A retreat to a simpler time really hit the spot


It’s still in there.

Deep below the impressive layers of never-worked-off microwave burritos and a time-hardened soul lie the fragments of what was once a 12-year-old boy without a care in the world. Yes, life can have a way of making us all “grow up” so we can fend off the ravages of reality, and cynicism becomes the shield with which we fend off any potential disappointments or heartbreaks after we’ve danced with those devils enough throughout our respective lifetimes, but deep inside, far past the cockles and icky stuff, sits that little boy.

He still giggles at potty humor. He still wakes up on summer mornings and checks out box scores from the baseball games played the night before. And he still laughs when his friends fall down, though the motivating factor for those momentary struggles with gravity has changed from untied shoelaces to far too many cocktails.

There are too many times I forget that little boy is still in there. Waking up every morning with aching knees and a mind clumsily spinning with everything that has to get done that day muzzles the wonder and innocence that once caused me to embrace that new day with unbridled fervor.

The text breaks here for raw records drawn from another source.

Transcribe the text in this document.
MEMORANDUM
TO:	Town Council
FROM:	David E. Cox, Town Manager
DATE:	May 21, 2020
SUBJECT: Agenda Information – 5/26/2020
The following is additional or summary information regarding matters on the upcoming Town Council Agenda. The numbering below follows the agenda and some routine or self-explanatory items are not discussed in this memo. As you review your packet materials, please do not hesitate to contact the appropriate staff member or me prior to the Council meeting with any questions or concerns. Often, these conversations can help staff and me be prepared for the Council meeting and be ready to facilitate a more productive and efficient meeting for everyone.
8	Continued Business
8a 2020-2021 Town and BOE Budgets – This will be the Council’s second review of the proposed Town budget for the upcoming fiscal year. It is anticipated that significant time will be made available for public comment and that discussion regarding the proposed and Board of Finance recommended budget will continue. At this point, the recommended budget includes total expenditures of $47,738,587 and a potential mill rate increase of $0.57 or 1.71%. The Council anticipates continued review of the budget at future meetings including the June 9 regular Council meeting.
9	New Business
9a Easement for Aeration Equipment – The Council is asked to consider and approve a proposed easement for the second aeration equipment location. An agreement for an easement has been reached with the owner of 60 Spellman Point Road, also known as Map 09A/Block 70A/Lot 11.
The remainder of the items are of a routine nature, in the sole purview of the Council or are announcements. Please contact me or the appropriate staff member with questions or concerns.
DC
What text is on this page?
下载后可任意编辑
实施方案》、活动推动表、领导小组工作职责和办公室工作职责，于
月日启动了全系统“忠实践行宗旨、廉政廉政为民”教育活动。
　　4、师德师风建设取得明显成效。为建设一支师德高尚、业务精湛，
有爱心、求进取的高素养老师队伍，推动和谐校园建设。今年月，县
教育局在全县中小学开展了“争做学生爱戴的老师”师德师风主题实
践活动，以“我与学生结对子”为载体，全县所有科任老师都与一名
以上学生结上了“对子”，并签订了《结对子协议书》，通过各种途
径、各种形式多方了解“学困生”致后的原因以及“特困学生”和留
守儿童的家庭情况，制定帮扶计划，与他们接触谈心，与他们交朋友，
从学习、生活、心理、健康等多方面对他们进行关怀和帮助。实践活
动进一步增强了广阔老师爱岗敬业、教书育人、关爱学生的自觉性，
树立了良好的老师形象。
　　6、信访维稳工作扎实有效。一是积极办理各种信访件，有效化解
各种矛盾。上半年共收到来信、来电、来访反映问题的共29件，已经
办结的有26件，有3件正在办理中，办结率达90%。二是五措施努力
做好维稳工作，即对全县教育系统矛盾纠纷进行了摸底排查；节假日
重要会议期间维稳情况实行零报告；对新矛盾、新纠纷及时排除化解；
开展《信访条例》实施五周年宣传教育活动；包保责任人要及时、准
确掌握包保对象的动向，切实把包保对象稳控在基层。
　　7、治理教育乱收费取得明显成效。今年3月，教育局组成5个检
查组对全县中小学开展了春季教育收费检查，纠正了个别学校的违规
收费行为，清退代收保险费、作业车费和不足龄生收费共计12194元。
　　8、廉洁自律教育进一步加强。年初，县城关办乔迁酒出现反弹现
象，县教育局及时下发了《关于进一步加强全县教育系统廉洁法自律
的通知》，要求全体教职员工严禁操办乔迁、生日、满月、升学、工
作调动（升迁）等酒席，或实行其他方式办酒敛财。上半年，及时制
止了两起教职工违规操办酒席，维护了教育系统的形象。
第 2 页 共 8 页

Guys, do you remember those summer mornings as a kid? You know, before summer jobs and chasing girls began to make you look at life in a completely different light? You eagerly got dressed and raced out the door with cereal dripping off your chin, terrified that your friends have already started that day’s adventure without you, but pretty confident that they’d have you jump right in to the fun as soon as you got there.

I’ve been reminded over these first nine months of fatherhood how special it is to not be weighed down by what is expected of you on a day-to-day basis. I watch my daughter scoot about the floor on all fours, not caring so much about what happens next, or what she has to plan out to accomplish everything that’s on her list — she worries about the “right now.”

And that makes me smile.

And, to be honest, it sometimes makes me sad over my own lost innocence. I didn’t use to get grumpy. I certainly caused a lot of grumpy over the years, but I didn’t get it. I didn’t used to stay up at night staring at the ceiling, fretting over what the next day would bring. I would lie awake at night, excited about what adventures would be heading my way the next day. It’s during those times of introspection I sometimes worry that the little boy inside me is gone now, replaced by some old bald guy who watches the news in the morning while he sighs a lot and sucks down coffee just so he can manage that morning ahead.

But then, nights like Tuesday happen.

My wife went out of town to visit with an old friend, and she brought the baby with her, leaving me and the two dogs to fend for ourselves. We had two main objectives for the night: Eat dinner and clean up the kitchen.

We failed at both.

You see, Tuesday was also the release of Madden 16, the NFL video game franchise that has reportedly sold more than 100 million copies over the years, and is personally responsible for more wasted hours out of my life than anything other than my fascination with watching the Food Network, even though I don’t really cook.

I decided that I wasn’t really hungry yet when I walked in the door, so I let the dogs out to handle their business, gave them their subsequent treats for doing so (why don’t I get a treat when I use the facilities?) and put on Madden for a minute, just to see what changes have happened for this newest addition.

This is when the story gets a little hazy.

I got caught up a little bit in the new training mode the game offers, where players have the opportunity to explore the game’s new features by participating in drills and kind of getting in the flow of the game a little bit. I liked the new features a lot, and figured I’d sneak in a quick game, eat some dinner, clean up and hit the sack early, since I had a 4 a.m. wake-up scheduled for Wednesday’s deadline.

That’s what I had planned, at least. But somewhere near the end of that game, 12-year-old Darin seized command.

“Well, big guy,” the little voice bellowed from inside. “That game started a little rocky, but I think we figured some things out by the 4th quarter. One more?”

“Yes, 12-year-old Darin. I think that’s an excellent idea.”

And so we sat, the two of us immersed in a Madden marathon that took adult Darin far past the threshold of responsible adult behavior, and equally that far past his bedtime. And now I’m left speaking in the third person for my troubles.

I’d love to tell you that I’m wearily wiping the sleep out of my eyes on Wednesday morning while I’m writing this, regretting my choices from the night before and making a solemn promise to ignore the controller for a few days and get to bed early. But that’s not the case. Not even a little.

I had fun. I escaped the mental prison that so many of us become incarcerated by as we move through this time we have on this dusty globe, and my Baltimore Ravens are off to a really strong start in their virtual season taking place in my living room.

Oh, and I got to eat cookies for dinner. Never underestimate the soul-cleansing that is cookies for dinner.